Our work presents new structural and geochemical results on magmatic rocks in the NTD, and its main originality is to integrate complementary approaches involving field investigations, petrological-mineralogical analyses, geochronology, Sr-Nd isotopic and trace elements geochemistry. That allows us to also precise the build-up history and mechanisms of a number of major volcanoes of the NTD (Ngorongoro, Mount Meru, Kilimanjaro) during Plio-Quaternary times. Applying this approach to a wider scale, and compiling published radiometric data with our own K-Ar age determinations, allows us to establish a kinematic rift propagation model to the NTD for the last 8 My. It is proposed that both magmatism and strain shifted eastwards along the transverse volcanic chain, up to the Pangani arm, from 8 My to Present, with the onset of magmatic activity in the whole NTD at 2.5 My. But, the main contribution of our study is devoted to the Kilimanjaro long-lived edifice that forms the prominent structure in the EARS, as a whole. Seventeen new K-Ar ages provide constraints for précising time relationships between its three main magmatic centres, and emphasis has been put on the Kibo central vent that recorded the last building phases in the time range 492-165 ky. In addition, new petrological and geochemical results on Kilimanjaro mafic lavas bring some new insights on the nature of mantle sources that are thought to be heterogeneous lithospheric material with residual amphibole and garnet. Two different metasomatic events, Precambrian and Plio-Quaternary in age, are inferred to have governed the evolution of the mantle sources, with the infiltration of melt from the underlying Neogene plume.
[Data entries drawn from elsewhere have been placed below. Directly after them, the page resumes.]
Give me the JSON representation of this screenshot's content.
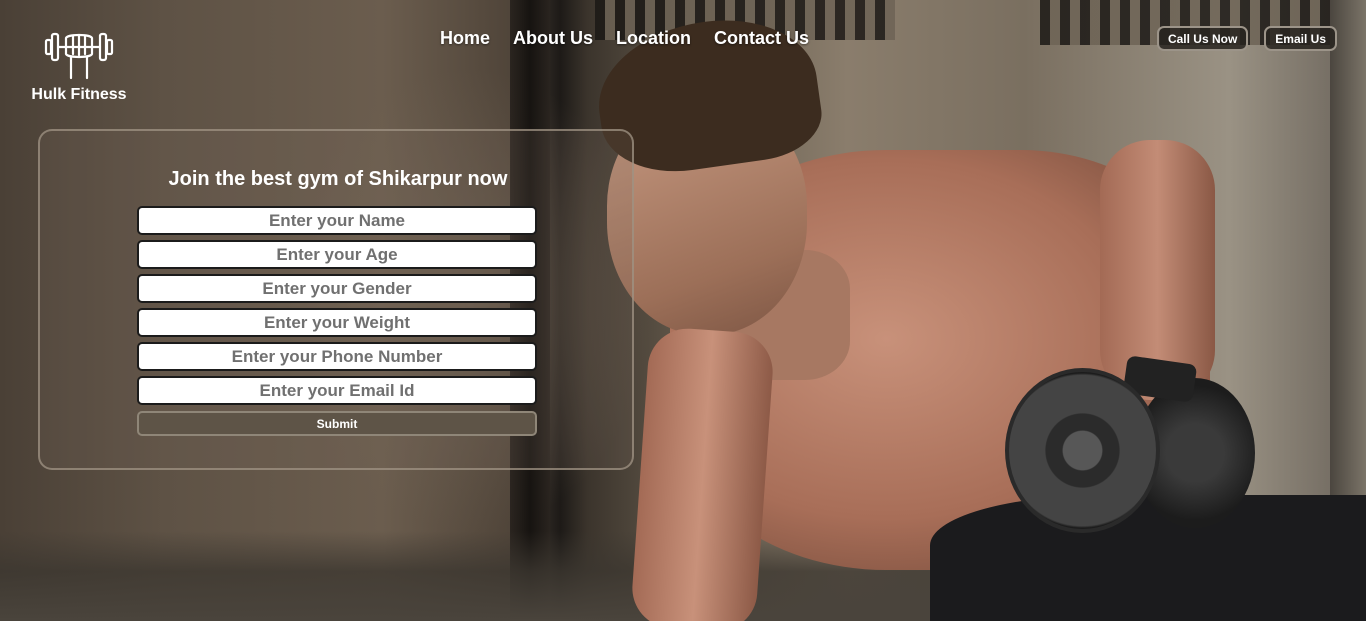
{
  "brand": {
    "name": "Hulk Fitness",
    "logo_icon": "dumbbell-fist-icon"
  },
  "nav": {
    "items": [
      {
        "label": "Home"
      },
      {
        "label": "About Us"
      },
      {
        "label": "Location"
      },
      {
        "label": "Contact Us"
      }
    ]
  },
  "actions": {
    "call_label": "Call Us Now",
    "email_label": "Email Us"
  },
  "form": {
    "title": "Join the best gym of Shikarpur now",
    "fields": {
      "name": {
        "placeholder": "Enter your Name",
        "value": ""
      },
      "age": {
        "placeholder": "Enter your Age",
        "value": ""
      },
      "gender": {
        "placeholder": "Enter your Gender",
        "value": ""
      },
      "weight": {
        "placeholder": "Enter your Weight",
        "value": ""
      },
      "phone": {
        "placeholder": "Enter your Phone Number",
        "value": ""
      },
      "email": {
        "placeholder": "Enter your Email Id",
        "value": ""
      }
    },
    "submit_label": "Submit"
  },
  "colors": {
    "text": "#ffffff",
    "button_bg": "#5e5447",
    "pill_border": "#9c9489",
    "card_border": "#a09484"
  }
}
These conclusions, extended at the scale of the NTD for young (<1 My) primitive lavas, highlight differences in the nature of the petrogenetic processes that gave rise to synrift magmatism throughout the NTD. To the East, lavas typically show geochemical compositions derived from the fertilization of the stretched lithosphere by the sub-actual activity of the Kenya plume. On the opposite, lavas from the western part of the NTD present geochemical signatures inherited from a Precambrian metasomatized lithospheric mantle, in agreement with results on mantle xenoliths. The nature, location and timing of lithospheric metasomatism in the magmatic segment of the NTD are likely to be highly controlled by structural inheritance, and more particularly by the presence of the Tanzanian Archean craton and large-scale transverse structures in the surrounding Proterozoic orogenic belts.